Wreckage at sea. A corpse in the bay. Trash in a sewer.
No, no: reset.
Floating: face-up in an infinity pool at a Greek island resort. The Delphic oracle, fixture of Hellenic society, crown of her head cradled by buoyant water.
Albeit informed by experience, this passage is fiction. The would-be novelist never did learn to relax in that tank and, in fact, left the session early. Her senses never left her. The flotation center had a vegan cafe, and both before and after crawling in and out of the tank, a pungent, yeasty smell made her gag.
*
I take action. I have packed away the essential oils, but I revisit smell training. I am still an impatient person but I reread Proust: “It is up to my mind to find the truth. But how? Such grave uncertainty, whenever the mind feels overtaken by itself; when it, the seeker, is also the obscure country where it must seek and where all its baggage will be nothing to it. Seek?
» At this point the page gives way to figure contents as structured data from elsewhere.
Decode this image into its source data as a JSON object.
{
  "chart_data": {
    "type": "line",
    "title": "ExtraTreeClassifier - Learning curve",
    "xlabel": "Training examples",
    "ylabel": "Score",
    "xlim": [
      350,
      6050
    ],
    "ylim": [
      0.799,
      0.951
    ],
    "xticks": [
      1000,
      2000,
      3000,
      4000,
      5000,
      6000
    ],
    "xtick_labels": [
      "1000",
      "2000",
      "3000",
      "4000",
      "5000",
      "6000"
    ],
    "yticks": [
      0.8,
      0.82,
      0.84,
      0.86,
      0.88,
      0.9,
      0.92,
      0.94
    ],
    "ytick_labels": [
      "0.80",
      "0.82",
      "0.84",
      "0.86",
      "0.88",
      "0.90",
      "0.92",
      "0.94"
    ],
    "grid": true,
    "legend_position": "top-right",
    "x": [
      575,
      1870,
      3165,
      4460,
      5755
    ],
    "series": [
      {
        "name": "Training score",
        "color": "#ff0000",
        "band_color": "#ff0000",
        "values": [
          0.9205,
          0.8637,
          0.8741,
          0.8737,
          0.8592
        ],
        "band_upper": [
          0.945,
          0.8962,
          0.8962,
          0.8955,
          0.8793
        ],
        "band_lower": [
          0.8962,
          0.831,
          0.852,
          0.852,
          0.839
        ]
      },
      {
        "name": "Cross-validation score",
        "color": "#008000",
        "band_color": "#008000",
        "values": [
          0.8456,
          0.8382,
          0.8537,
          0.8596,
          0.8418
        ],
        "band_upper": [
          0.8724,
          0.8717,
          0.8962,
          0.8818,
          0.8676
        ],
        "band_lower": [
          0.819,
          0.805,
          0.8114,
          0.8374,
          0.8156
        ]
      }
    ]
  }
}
Not only that: create.”
I pour hot water into a mug and cut into a lemon with a paring knife, shearing off a section of the peel; I set it afloat. I inhale deeply and call back a memory.
“I ask my mind to make another effort, to bring back once more the sensation that is slipping away . . . But feeling my mind grow tired without succeeding, I now compel it to accept the very distraction I was denying it, to think of something else, to recover its strength before a supreme attempt.”
A martini glass, rim coated with lemon oil, raised to my lips. This memory materializes, but it is clouded with juniper, and this fragrant alchemy, while brilliant, is an unnecessary detour. I reset.
“I feel something quiver in me, shift, try to rise, something that seems to have been unanchored at a great depth; I do not know what it is, but it comes up slowly; I feel the resistance and I hear the murmur of the distances traversed.”
I take a sip. It is hot water with lemon. My senses insist that I am swallowing a poisonous tincture. I try to recall my grandmother’s lemon poppyseed cake. Lemonade in a pitcher on the porch, just 5 cents a cup I bark to the passing neighbors.
“Ten times I must begin again, lean down toward it. And each time, the laziness that deters us from every difficult task, every work of importance, has counseled me to leave it, to drink my tea and think only about my worries of today, my desires for tomorrow, upon which I may ruminate effortlessly.”
*
Rumination is an act therapists warn their depressives against: a cyclone of misapprehensions picking up strength and weakening the agent. Repeated again and again, over months, years, a lifetime. Depression may wax and wane, but the mind can settle on past ruminations as false knowledge. Or so they say. No one will convince me that I do not take away something valuable from these bouts of self-loathing and habitual dressings-down.
I have forgotten many of my past selves, and yet their pain is freshly mine, its storm cycle a kind of wisdom: she has intention, she takes action, she spears insecurity, her anxiety begins to rise, she pushes through, she overcomes, she locates weakness, she calls to mind past failures, she curses her belief in recovery, she seeks distraction, she is weak, she is panicked, she seeks escape, she gives in to distraction, she is numb. Or is she overcome with feeling?
*
Every few weeks the gray reemerges, and I am reminded that I will forget myself someday.
*
The lemon from my past remains lost, but I have recovered the ability to taste and smell many flavors and aromas—though some remain forgotten or impressions distorted. I don’t want to remember them all: my husband complains to me when our dog farts, and I laugh, celebrating my sensory senility.
Here and there I will experience an olfactory hallucination, what scientists call phantosmia, that goes on and off like a switch. It is no longer sour milk but bread baking in the oven. This is a welcome memory, and I try to savor it even as it fails to linger.